Yesterday was Father’s Day – a day set aside to recognize the impact men have on the lives of their children. Like most dads, I spent time with my boys, watched a little of the U.S. Open (a bit of a tradition in my house), and grilled up some steaks. All in all, a very good day.
To me, however, Father’s Day means much more than the traditional celebrations. Like many people, my wife Sandy and I struggled to get pregnant. In fact, over the course of five years we endured the following: two “normal” miscarriages, two ectopic pregnancies – one of which threatened Sandy’s life, and lost a baby at 22 weeks. After working with several doctors and taking many tests, we were finally blessed with our twin boys, Drew and Mitch. It was truly the most difficult – and most rewarding – journey of my life.
Today, those boys are young men of 13 who straddle that hormonal line of puberty as gracefully as possible. On any given day they bring me joy, thought, frustration, laughter, irritation, and pride. In other words, they are reflections of me and our journey through life together.

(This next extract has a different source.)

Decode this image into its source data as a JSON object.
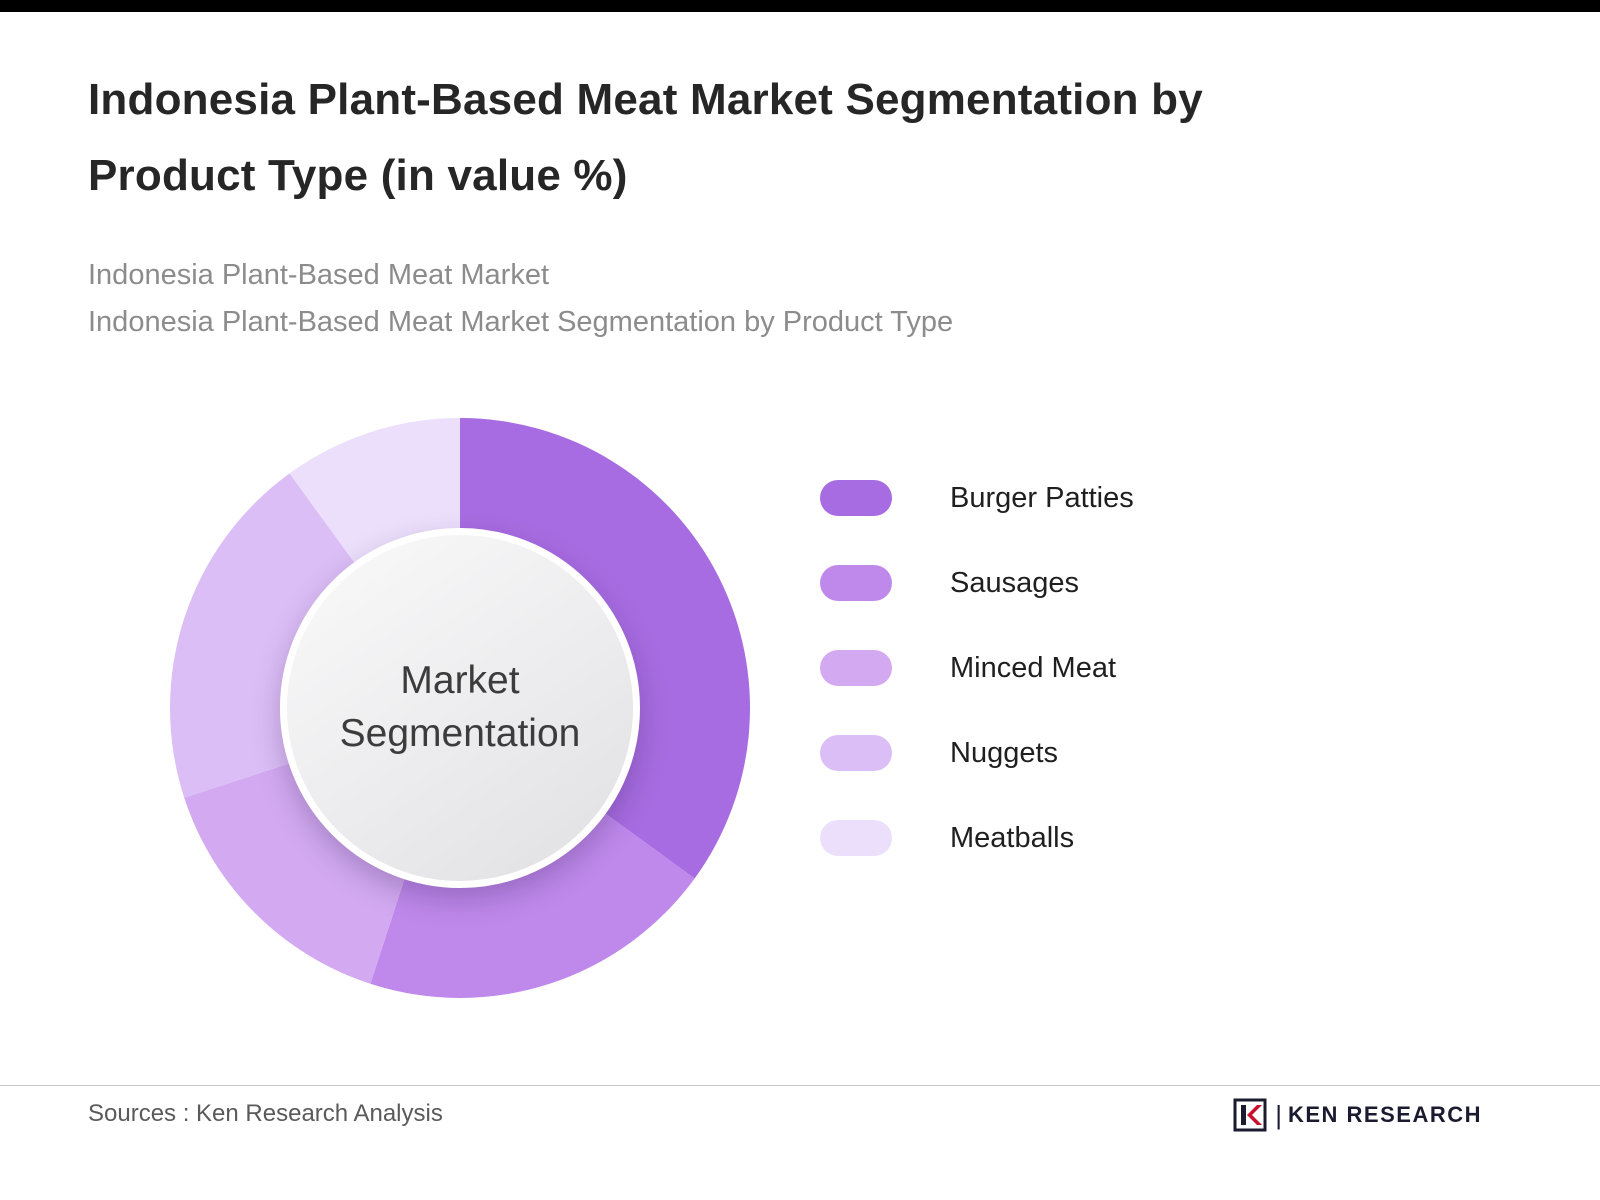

As they continue to grow, my sincere hope is that I have imparted the following lessons from my life to them:
People are generally good if you give them the chance
It’s important to take chances – a life of regret is not worth living
Work hard – not because you have to, but because it brings you pride in knowing you’ve done your best
Not every moment of every day needs to be filled with activity. Learn to not only enjoy silence, but embrace it to fuel your creative thought.
Doing things for people, especially spontaneous acts of selflessness, is one of the greatest joys in life
The world owes you nothing. If you want something, you must work to get it and work even harder to hold on to it.
Focus on people – look at them squarely in the eye, pay attention to them, and listen not only to their words, but their heart
Learning to show people you love them through actions is far more important than uttering the words, "I love you."
Have the courage to be your own man. In the long run, you’ll be much happier learning from your own mistakes than paying the price for going along with the mistakes of others.
Know that you are loved without reservation and nothing will ever change that
By the same token, I’ve learned quite a bit from them – mainly what it means to be a father:
Tossing around a baseball/kicking a soccer ball and talking solves almost every problem
A silent hug in a moment of sadness can say more than words ever could
The two words “Daddy’s home” screamed at top volume is easily the greatest salve for a difficult business trip
Teaching you to do things – simple repairs, grilling food, and mowing the lawn – has taught me patience…in abundance
I realize this has little to do with marketing, branding, or the promotional products industry. Some might even argue that this blog isn’t the “right” vehicle for this Father’s Day missive. However, look again at those lessons and tell me that the vast majority of them only apply to fatherhood.